I am mocked, lovingly, for my tears. Often they're entirely reasonable. Everyone wells up when Doc appears on the pit wall in Cars right? Or when Matt Dawson breaks to set up Johnny Wilkinson's World Cup winning drop goal? When it becomes more than that though. Uncontrollable. It might be a story on the news or the radio, a radio presenters husband talking about her last days battling breast cancer, a policeman describing his efforts to save a colleague, a story of a brief awakening from dementia brought on by a TMS commentary or the presenter thanking the nation for a deluge of well wishes for his wife's recent cancer battle, a moment after an assessment that brings everything home. Often something without explanation, an exceptional song, an exceptional sporting moment, a reminder or a memory. It's not always tears. It can be a freezing, a solid grip that takes hold in a moment that becomes prolonged, locked in.

'You know I need you to be strong
And the day is as dark as the night is long
Feel like trash, you make me feel clean
I'm in the black, can't see or be seen

Baby, baby, baby light my way'

I am lucky to come home each day to Michelle and the kids. It might be a dig in the arm from George or an introduction to the indecipherable language of a teenager from Ellie that snaps me back but more often than not it's a hug from Michelle, a look, a smile, a glint that says everything in absolute silence. She has a knack of timing a text, singing a song, stealing a glance or a touch, to perfection. She carries, she inspires, she loves unconditionally, selfless.



I don't intend to unravel completely, I don't think I will. The joy and happiness and love I absorb will always outweigh the fear, sadness and grief. Whilst the grief is constant it wavers in intensity and is directly linked to pressure and stress. Sometimes I can be grieving without any impact on the moment whilst in the next I can be floored by it. Reduced to a wreck.

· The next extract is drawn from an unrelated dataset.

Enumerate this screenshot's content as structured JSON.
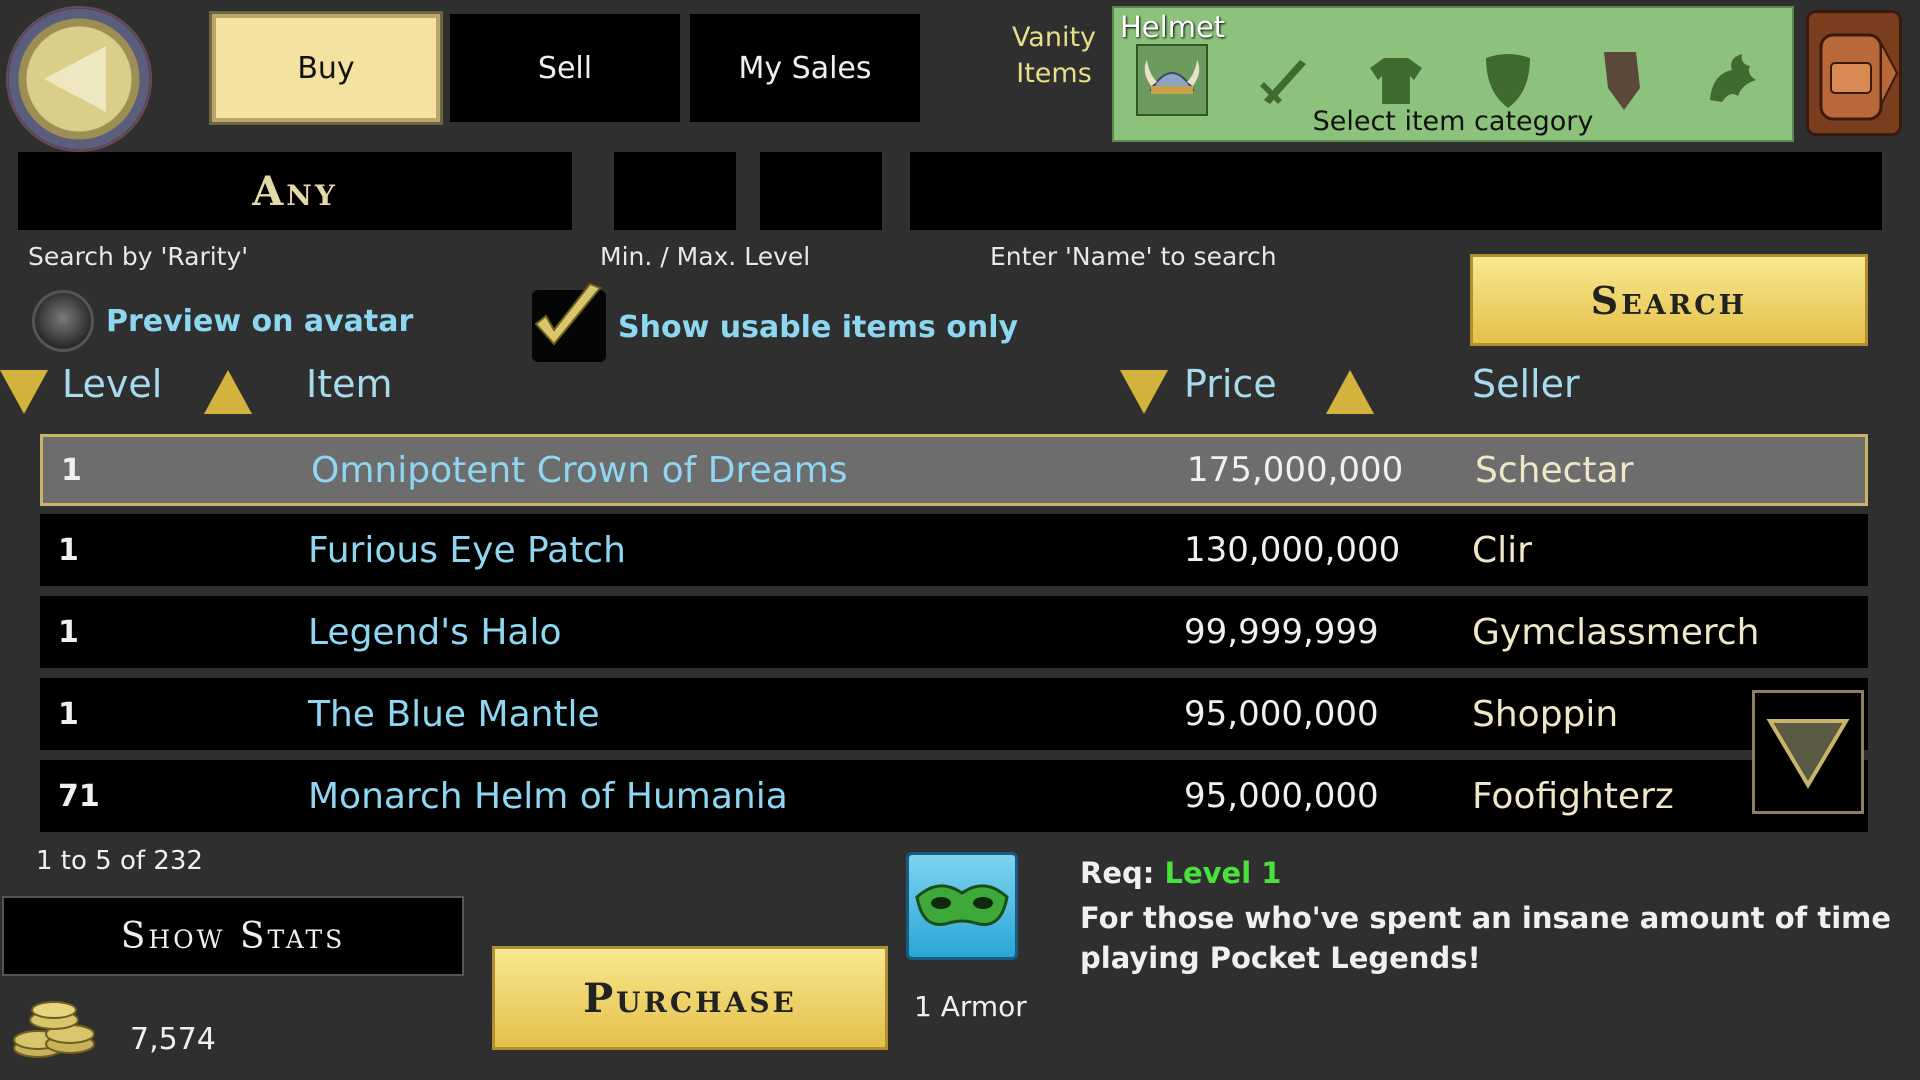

'Sleight of hand and twist of fate
On a bed of nails she makes me wait
And I wait without you'

If I can rationalise it I can control it. If I can control it I can see through it and grow from it. The weight isn't physical but it's no less crushing. The battle is constant, the extremes instant and constantly switching. The Facebook Smile is always a con. Too often we hear of a suicide of someone behind the smiling profile picture. The perfect social media life. It's considered the cowards way out by many (probably those who haven't considered it) but in reality it's the ultimate bravery, the final selfless act when someone can't see a way out. Perhaps considered the only rational conclusion to an entirely irrational process. To erase the problem blighting the lives of everyone else. Freeing them to live.

Nothing is perfect in life or in a virtual world. The restrictions are too great. I can't truly speak my mind. I can't be honest for fear of impacting someone else's sensitivities, upsetting the narcissistic sociopaths that cling to a connection, a tenuous tedious link to someone they don't like, to monitor, to Big Brother, so they can be outraged, so they can choose to take offence, to be the victim they long to be, when the meme pops up that they deem to be about them, to be a slight or a virtual attack, because the world (despite science suggesting otherwise) rotates around them. I've stepped away to do whats right, face my failings, take stock of my mistakes that cause the pressure, that lead to the stress, that create the weight. Make things right.

'And drowning is no sin'


2 comments:

  1. Reading tat is so hard but understanding what you say is easy, knowing what to reply is impossible. Just know that there are people who have thought exactly like you and come through it, easy to say, very hard to do. No matter what, always think of who and why they love you, that makes everything worth it.